# seafoam question (again)



## wutsup (Dec 10, 2005)

ok ive got a picture of the engine. can someone point out exactly wear the vacuum line/carburetor/intake manifold is so i can put seafoam in it. thx.

http://www.4dsc.com/articles/drivetrain/engines_general/images/vg30e.jpg


----------



## nismosleeper (Jan 16, 2005)

wutsup said:


> ok ive got a picture of the engine. can someone point out exactly wear the vacuum line/carburetor/intake manifold is so i can put seafoam in it. thx.
> 
> http://www.4dsc.com/articles/drivetrain/engines_general/images/vg30e.jpg


Don't make a new thread. READ your old one.
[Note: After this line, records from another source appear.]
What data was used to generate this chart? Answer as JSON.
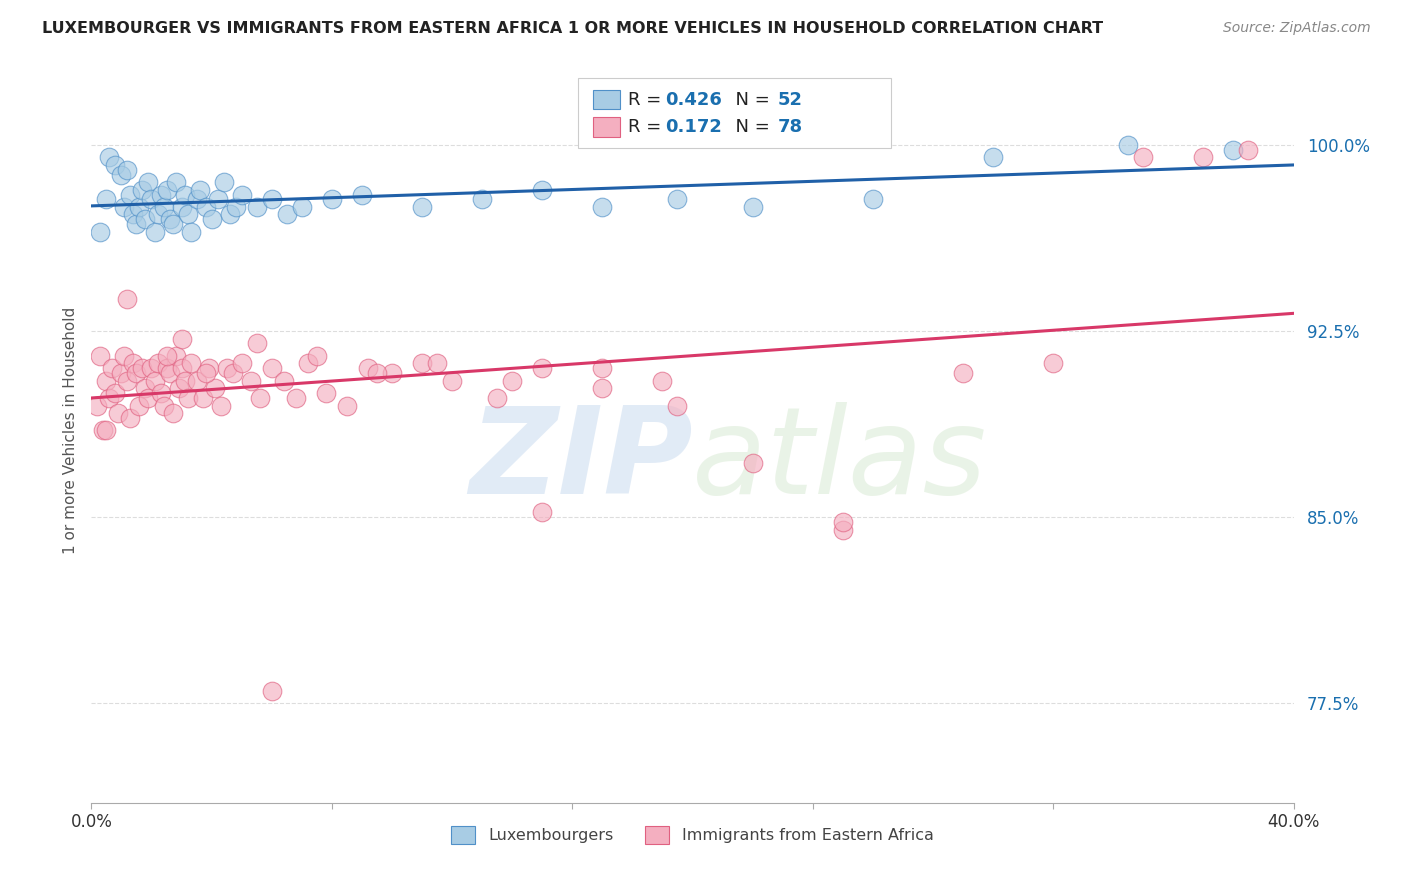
{
  "title": "LUXEMBOURGER VS IMMIGRANTS FROM EASTERN AFRICA 1 OR MORE VEHICLES IN HOUSEHOLD CORRELATION CHART",
  "source": "Source: ZipAtlas.com",
  "ylabel": "1 or more Vehicles in Household",
  "y_ticks": [
    77.5,
    85.0,
    92.5,
    100.0
  ],
  "y_tick_labels": [
    "77.5%",
    "85.0%",
    "92.5%",
    "100.0%"
  ],
  "xlim": [
    0.0,
    0.4
  ],
  "ylim": [
    73.5,
    103.5
  ],
  "blue_label": "Luxembourgers",
  "pink_label": "Immigrants from Eastern Africa",
  "blue_R": 0.426,
  "blue_N": 52,
  "pink_R": 0.172,
  "pink_N": 78,
  "blue_color": "#a8cce4",
  "pink_color": "#f4afc0",
  "blue_edge": "#5090c8",
  "pink_edge": "#e06080",
  "blue_line": "#2060a8",
  "pink_line": "#d83868",
  "legend_num_color": "#1a6faf",
  "grid_color": "#dddddd",
  "background": "#ffffff",
  "blue_x": [
    0.003,
    0.005,
    0.006,
    0.008,
    0.01,
    0.011,
    0.012,
    0.013,
    0.014,
    0.015,
    0.016,
    0.017,
    0.018,
    0.019,
    0.02,
    0.021,
    0.022,
    0.023,
    0.024,
    0.025,
    0.026,
    0.027,
    0.028,
    0.03,
    0.031,
    0.032,
    0.033,
    0.035,
    0.036,
    0.038,
    0.04,
    0.042,
    0.044,
    0.046,
    0.048,
    0.05,
    0.055,
    0.06,
    0.065,
    0.07,
    0.08,
    0.09,
    0.11,
    0.13,
    0.15,
    0.17,
    0.195,
    0.22,
    0.26,
    0.3,
    0.345,
    0.38
  ],
  "blue_y": [
    96.5,
    97.8,
    99.5,
    99.2,
    98.8,
    97.5,
    99.0,
    98.0,
    97.2,
    96.8,
    97.5,
    98.2,
    97.0,
    98.5,
    97.8,
    96.5,
    97.2,
    98.0,
    97.5,
    98.2,
    97.0,
    96.8,
    98.5,
    97.5,
    98.0,
    97.2,
    96.5,
    97.8,
    98.2,
    97.5,
    97.0,
    97.8,
    98.5,
    97.2,
    97.5,
    98.0,
    97.5,
    97.8,
    97.2,
    97.5,
    97.8,
    98.0,
    97.5,
    97.8,
    98.2,
    97.5,
    97.8,
    97.5,
    97.8,
    99.5,
    100.0,
    99.8
  ],
  "pink_x": [
    0.002,
    0.003,
    0.004,
    0.005,
    0.006,
    0.007,
    0.008,
    0.009,
    0.01,
    0.011,
    0.012,
    0.013,
    0.014,
    0.015,
    0.016,
    0.017,
    0.018,
    0.019,
    0.02,
    0.021,
    0.022,
    0.023,
    0.024,
    0.025,
    0.026,
    0.027,
    0.028,
    0.029,
    0.03,
    0.031,
    0.032,
    0.033,
    0.035,
    0.037,
    0.039,
    0.041,
    0.043,
    0.045,
    0.047,
    0.05,
    0.053,
    0.056,
    0.06,
    0.064,
    0.068,
    0.072,
    0.078,
    0.085,
    0.092,
    0.1,
    0.11,
    0.12,
    0.135,
    0.15,
    0.17,
    0.195,
    0.22,
    0.25,
    0.15,
    0.17,
    0.19,
    0.012,
    0.025,
    0.038,
    0.055,
    0.075,
    0.095,
    0.115,
    0.14,
    0.25,
    0.29,
    0.32,
    0.35,
    0.37,
    0.385,
    0.005,
    0.03,
    0.06
  ],
  "pink_y": [
    89.5,
    91.5,
    88.5,
    90.5,
    89.8,
    91.0,
    90.0,
    89.2,
    90.8,
    91.5,
    90.5,
    89.0,
    91.2,
    90.8,
    89.5,
    91.0,
    90.2,
    89.8,
    91.0,
    90.5,
    91.2,
    90.0,
    89.5,
    91.0,
    90.8,
    89.2,
    91.5,
    90.2,
    91.0,
    90.5,
    89.8,
    91.2,
    90.5,
    89.8,
    91.0,
    90.2,
    89.5,
    91.0,
    90.8,
    91.2,
    90.5,
    89.8,
    91.0,
    90.5,
    89.8,
    91.2,
    90.0,
    89.5,
    91.0,
    90.8,
    91.2,
    90.5,
    89.8,
    91.0,
    90.2,
    89.5,
    87.2,
    84.5,
    85.2,
    91.0,
    90.5,
    93.8,
    91.5,
    90.8,
    92.0,
    91.5,
    90.8,
    91.2,
    90.5,
    84.8,
    90.8,
    91.2,
    99.5,
    99.5,
    99.8,
    88.5,
    92.2,
    78.0
  ]
}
The black thingy that sucks in air goes to the silver aluminum thingy called a throttle body, which is connected to your intake manifold, which has NISSAN stamped on it, also aluminum.


----------



## wutsup (Dec 10, 2005)

sorry for the new post, but what line do i put the seafoam in? can you point it out? thank you


----------



## alexnds (Oct 1, 2005)

*intake manifold*



wutsup said:


> ok ive got a picture of the engine. can someone point out exactly wear the vacuum line/carburetor/intake manifold is so i can put seafoam in it. thx.
> 
> http://www.4dsc.com/articles/drivetrain/engines_general/images/vg30e.jpg


The intake manifold is that gray thing with the letters Nissan all over it. The car, by the way, is fuel injected, not carberated. If you want to clean the motor, I suggest you take some care and cover up the spark plug wires, the distributor cap and alternator in plastic bags, that you can temporarily attach with masking tape, and not to get any water on electrical parts. An engine degreaser and a very stiff wire brush will do magic to clean up the upper intake manifold.


----------



## alexnds (Oct 1, 2005)

*where do I put seafoam?*



wutsup said:


> sorry for the new post, but what line do i put the seafoam in? can you point it out? thank you


I have the same question? can somebody help me out where to put seafoam? I honeslty don't know.


----------